It’s often sensible to exercise a certain amount of caution around the BBC’s cottage industry of biopics about much-loved entertainers. More often than not, they tend to treat the remarkable talent of their subjects as an irrelevant sideshow, preferring instead to wallow in the murky shallows of their supposedly hellish private lives. Prurient, voyeuristic and occasionally mean-spirited, they’re usually about as sensitive as a cannonball to the groin.
So it’s with some relief that I recommend BEST POSSIBLE TASTE, a warm, witty and respectful tribute to the ground-breaking DJ and comedian Kenny Everett that, while never shying away from the more troubled aspects of his character, actually goes out of its way to celebrate his genius.

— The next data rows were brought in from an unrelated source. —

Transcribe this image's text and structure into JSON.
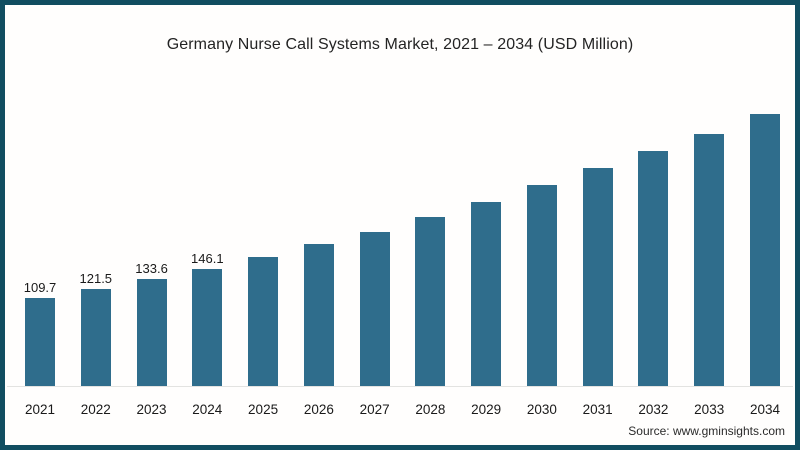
{
  "title": "Germany Nurse Call Systems Market, 2021 – 2034 (USD Million)",
  "source": "Source: www.gminsights.com",
  "colors": {
    "bar": "#2f6d8c",
    "frame_border": "#114d60",
    "axis_line": "#e3e3e1",
    "text": "#1a1a1a"
  },
  "chart_data": {
    "type": "bar",
    "title": "Germany Nurse Call Systems Market, 2021 – 2034 (USD Million)",
    "categories": [
      "2021",
      "2022",
      "2023",
      "2024",
      "2025",
      "2026",
      "2027",
      "2028",
      "2029",
      "2030",
      "2031",
      "2032",
      "2033",
      "2034"
    ],
    "values": [
      109.7,
      121.5,
      133.6,
      146.1,
      160.2,
      176.2,
      191.1,
      209.6,
      228.8,
      249.4,
      270.1,
      291.5,
      312.9,
      337.2
    ],
    "value_labels": [
      "109.7",
      "121.5",
      "133.6",
      "146.1",
      "",
      "",
      "",
      "",
      "",
      "",
      "",
      "",
      "",
      ""
    ],
    "xlabel": "",
    "ylabel": "",
    "ylim": [
      0,
      345
    ],
    "grid": false,
    "legend": false,
    "bar_color": "#2f6d8c",
    "source": "Source: www.gminsights.com"
  }
}
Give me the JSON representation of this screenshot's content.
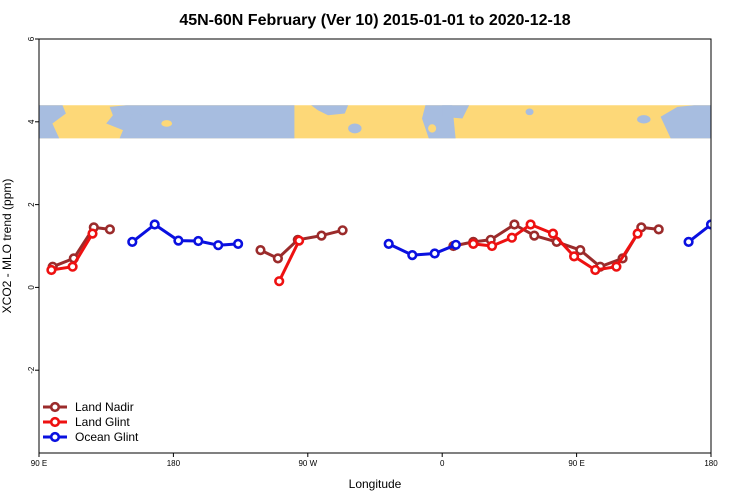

Closer in spirit to the delightful Eric & Ernie and Tony Roche’s winningly irreverent Holy Flying Circus – Ev’s comic alter-egos, from Sid Snot to Cupid Stunt, act as a Greek chorus throughout – it’s clearly a labour of love from screenwriter Tim Whitnall, whose ability to write about comedians with affectionate insight was previously established by his award-winning stage-play Morecambe.
With Ev’s ex-wife and soul-mate Lee and his key collaborator Barry Cryer both acting as consultants, Whitnall’s film abounds with a sense of anecdotal charm and detail that so many of these biopics lack. Sure, it begins with our hero recovering from a suicide attempt, and pivots around his struggle to come to terms with his homosexuality, but it never treats him crassly. Instead he’s portrayed as an inveterate rebel with a self-destructive streak, whose total mastery of his craft clashed with his private anxieties. That’s artists for you.
Framed as an unorthodox love story between Ev and Lee, it’s a touching portrait of a sensitive, brilliant, loveable, maddening man trying to find his place in the world, before tragically passing away years before his time. Newcomer Oliver Lansley is simply outstanding in the lead role, inhabiting Ev’s various personae – including his softly-spoken actual self – with uncanny accuracy and depth. If this magnificent performance isn’t rewarded with a BAFTA next year, then I’ll shake my fist at the sun in anger. That’ll show them.
Ex-Coronation Street actress Katherine Kelly provides excellent support as the strong-willed Lee, and there are even a few colourful cameos from Freddie Mercury, Michael Winner and Dickie Attenborough (the latter essayed by Simon Callow in Full-Callow mode).
While many of these biopics often look as though they were made for the price of a packet of Swan Vestas, director James Strong does wonders with his resources here, producing a beautiful, inventive piece that its late subject may well have approved of. Alas, the budget cuts at BBC 4 suggest that this will be their last drama for quite some time. But at least they’ve gone out on a high.
From the sublime to the irredeemably awful. Created, presumably on a napkin, by US dramatist Frank Spotnitz (The X Files), HUNTED is a new eight-part thriller co-produced by Kudos, home of Spooks, and US cable titans HBO. Normally the sort of hackneyed, risible garbage that HBO wouldn’t touch with an executive bargepole, it’s held together with every heaving cliché in the book, as Melissa George – a fine actress, who deserves better – goes through the motions as a beautiful yet emotionally remote private intelligence agent who infiltrates the family of a corrupt millionaire.
Peppered with outbursts of nasty violence, Hunted is absolute hokum, but not in a good way. Like 24 without the sense of comic-book fun, it takes itself incredibly seriously, with various migraine-intense characters interacting in that terse, furtive, flippant way that fictional spies always do. All that’s required of George is that she pout and kick the occasional ass, while suffering the indignity of pretending to be haunted by traumatic childhood flashbacks that resemble nothing more than the Papa Lazarou coda from the League of Gentlemen Christmas Special.
Piles of cash have clearly been wasted on this one-dimensional drivel. Watching it feels like an affront to common decency.
Fortunately, HBO remind us what they’re good at with the return of BOARDWALK EMPIRE. Now in its third season, the roaring’ 20s Prohibition drama continues without one of its hitherto key characters, Jimmy Darmody, whose murder at the climax of season two was, while inevitable, shockingly carried out by his surrogate father Nucky Thompson (the great Steve Buscemi).
The abiding theme this year, then, is the transformation of Nucky from being “half a gangster” to a full-blown lord of misrule. It’s a bold development, and one that could backfire if handled badly. Although blatantly corrupt and responsible for orchestrating acts of violence from afar, Nucky was always an essentially likeable anti-hero. But it’s impossible to sympathise with him now, which may be a problem as the series progresses.
Nevertheless, it returns with a strong opening episode introducing a dangerous new antagonist, Gyp Rosetti, a ludicrously thin-skinned gangster set to cause future headaches for the permanently harassed Nucky. Rosetti may be a rather broad and familiar character, but he’s still an entertaining addition to one of the most compelling TV dramas of the day. It sure is swell to have it back.